Les mesure pour remédier à la situation.
Le défaut en Russie a cinq fois dévalué le rouble, le processus qui n’a été arrêtée qu’en 2002. Depuis 2003, une lente remontée du rouble a commencé. Ce sont les changements dans la conjoncture extérieure qui ont partiellement permis d’obtenir des résultats positifs: les cotes du pétrole ont commencé à regagner du terrain et les entrées de capitaux étrangers ont augmenté.
Sur le plan intérieur, le changement a commencé avec un remaniement gouvernemental. Sergueï Stepachine a été nommé ministre de l’Intérieur, Igor Ivanov est passé à la direction du Ministère des affaires étrangères et Sergueï Choïgou a été nommé ministre des Situations d’urgence. Tchernomyrdine est resté à la tête du Cabinet des ministres environ pendant une année, remplacé par Vladimir Poutine en août 1999. Et bientôt, ce dernier a remplacé Eltsine en qualité de président du pays.
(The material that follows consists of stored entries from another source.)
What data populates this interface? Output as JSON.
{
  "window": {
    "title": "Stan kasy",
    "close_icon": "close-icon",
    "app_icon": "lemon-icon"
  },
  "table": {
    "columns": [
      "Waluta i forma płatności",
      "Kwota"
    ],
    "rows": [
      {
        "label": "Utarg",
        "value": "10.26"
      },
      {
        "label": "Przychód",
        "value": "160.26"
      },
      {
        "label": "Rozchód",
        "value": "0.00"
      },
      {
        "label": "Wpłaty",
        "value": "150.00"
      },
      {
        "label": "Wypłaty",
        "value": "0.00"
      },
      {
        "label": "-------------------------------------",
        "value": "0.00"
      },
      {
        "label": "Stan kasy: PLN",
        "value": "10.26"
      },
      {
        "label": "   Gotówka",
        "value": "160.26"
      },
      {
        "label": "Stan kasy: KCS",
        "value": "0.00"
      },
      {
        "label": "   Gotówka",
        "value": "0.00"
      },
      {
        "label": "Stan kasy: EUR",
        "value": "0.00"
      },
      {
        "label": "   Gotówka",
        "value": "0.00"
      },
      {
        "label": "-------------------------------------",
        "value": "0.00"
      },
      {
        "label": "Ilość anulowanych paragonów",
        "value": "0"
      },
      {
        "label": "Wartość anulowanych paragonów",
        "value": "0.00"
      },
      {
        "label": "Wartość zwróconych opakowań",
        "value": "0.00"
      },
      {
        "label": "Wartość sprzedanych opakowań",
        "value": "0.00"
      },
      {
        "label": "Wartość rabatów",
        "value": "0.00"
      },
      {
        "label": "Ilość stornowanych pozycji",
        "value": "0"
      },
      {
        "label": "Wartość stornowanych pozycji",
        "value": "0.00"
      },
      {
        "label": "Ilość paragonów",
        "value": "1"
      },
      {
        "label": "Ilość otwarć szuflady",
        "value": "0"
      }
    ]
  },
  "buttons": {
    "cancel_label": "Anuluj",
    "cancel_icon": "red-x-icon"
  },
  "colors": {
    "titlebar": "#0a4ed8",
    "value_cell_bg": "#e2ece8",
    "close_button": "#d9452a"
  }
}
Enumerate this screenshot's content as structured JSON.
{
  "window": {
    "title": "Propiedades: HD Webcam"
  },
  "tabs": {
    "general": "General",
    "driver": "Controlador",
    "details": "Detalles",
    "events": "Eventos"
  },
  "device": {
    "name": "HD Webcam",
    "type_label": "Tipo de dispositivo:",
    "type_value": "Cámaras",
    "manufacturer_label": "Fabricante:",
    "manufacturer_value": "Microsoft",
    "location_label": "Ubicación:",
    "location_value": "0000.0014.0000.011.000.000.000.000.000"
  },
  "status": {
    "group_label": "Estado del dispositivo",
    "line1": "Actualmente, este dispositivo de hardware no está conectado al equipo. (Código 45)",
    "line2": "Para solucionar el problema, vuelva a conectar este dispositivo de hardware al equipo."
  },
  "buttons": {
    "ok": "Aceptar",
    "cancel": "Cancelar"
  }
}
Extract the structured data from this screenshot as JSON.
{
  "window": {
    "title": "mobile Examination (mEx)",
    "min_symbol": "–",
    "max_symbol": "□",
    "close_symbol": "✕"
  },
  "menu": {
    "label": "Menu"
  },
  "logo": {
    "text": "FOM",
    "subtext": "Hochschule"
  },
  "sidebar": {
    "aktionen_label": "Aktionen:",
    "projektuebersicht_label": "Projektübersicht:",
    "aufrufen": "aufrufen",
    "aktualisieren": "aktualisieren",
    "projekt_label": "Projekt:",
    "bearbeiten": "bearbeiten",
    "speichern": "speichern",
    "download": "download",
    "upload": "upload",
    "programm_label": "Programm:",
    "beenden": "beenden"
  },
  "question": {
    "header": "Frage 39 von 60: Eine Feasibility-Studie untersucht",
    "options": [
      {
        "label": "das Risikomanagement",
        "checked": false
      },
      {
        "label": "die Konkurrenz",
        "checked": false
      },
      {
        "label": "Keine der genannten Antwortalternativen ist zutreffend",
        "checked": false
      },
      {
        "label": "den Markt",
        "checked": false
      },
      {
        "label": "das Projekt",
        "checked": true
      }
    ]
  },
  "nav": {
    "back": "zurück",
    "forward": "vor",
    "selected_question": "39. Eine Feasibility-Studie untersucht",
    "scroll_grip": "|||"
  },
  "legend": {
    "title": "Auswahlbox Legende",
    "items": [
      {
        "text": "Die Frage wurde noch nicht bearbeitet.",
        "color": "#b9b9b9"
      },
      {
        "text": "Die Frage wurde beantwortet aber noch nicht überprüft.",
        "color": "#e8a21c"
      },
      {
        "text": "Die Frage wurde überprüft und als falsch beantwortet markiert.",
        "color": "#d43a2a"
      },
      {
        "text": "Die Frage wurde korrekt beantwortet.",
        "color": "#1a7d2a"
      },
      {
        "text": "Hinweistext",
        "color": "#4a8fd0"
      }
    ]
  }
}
Les taux de change ont été un peu stabilisés à la fin du mois de septembre (15 roubles pour un dollar). Le gouvernement a introduit un taux flottant, la seule vraie décision sous les conditions du marché. Les dettes des GKO ont été soumises à la restructuration, ce qui a facilité leur règlement ultérieur.
Une autre mesure importante de la nouvelle direction a été un moratoire du paiement des dettes bancaires, qui durait trois mois. Une réforme bancaire a été exécutée, un groupe de banques majeures (clés) a été choisi, auquel la Banque centrale a émis des crédits à stabilisation.
Le côté positif de la crise.
Les philosophes prétendent que la crise soit non seulement une période d’épreuves, mais aussi de nouvelles opportunités. Paradoxalement, la crise économique de 1998 en Russie elle aussi a eu certaines conséquences positives.
Selon les analystes, la principale chose positive a été la réorientation du modèle économique de la matière première à une modèle diversifié. La diversification de l’économie a entrainé le développement de plusieurs industries, telles que la chimie, la foresterie, la construction, la relance de l’agriculture, etc., et en plus la croissance économique générale, qui a contribuée à la résolution d’un nombre de problèmes sociaux.
Le défaut a donné des avantages momentanés à certaines entreprises et usines axées sur l’exportation: la hausse rapide du dollar les a permis de se libérer de leurs dettes d’achat des matières premières et des matériaux, payer leurs dettes salariales et même réaliser des bénéfices. Ces entreprises ont saisi la chance de moderniser leur production et sont rapidement devenues les chefs de file de notre industrie.
Les Russes ont commencé à établir des relations plus équilibrées avec les banques, lesquelles ont mis en place un système de garantie des dépôts (avec l’intervention du gouvernement).
Sur la scène internationale, la Russie a vu l’augmentation de la cote de crédit et la réduction des intérêts des prêts du FMI. Par contre, le volume des fonds empruntés a été progressivement diminué en utilisant des réserves de croissance dans le pays. Le niveau de la dette publique a progressivement baissé pour atteindre 13% du PIB du pays, qui est un des meilleurs taux du monde.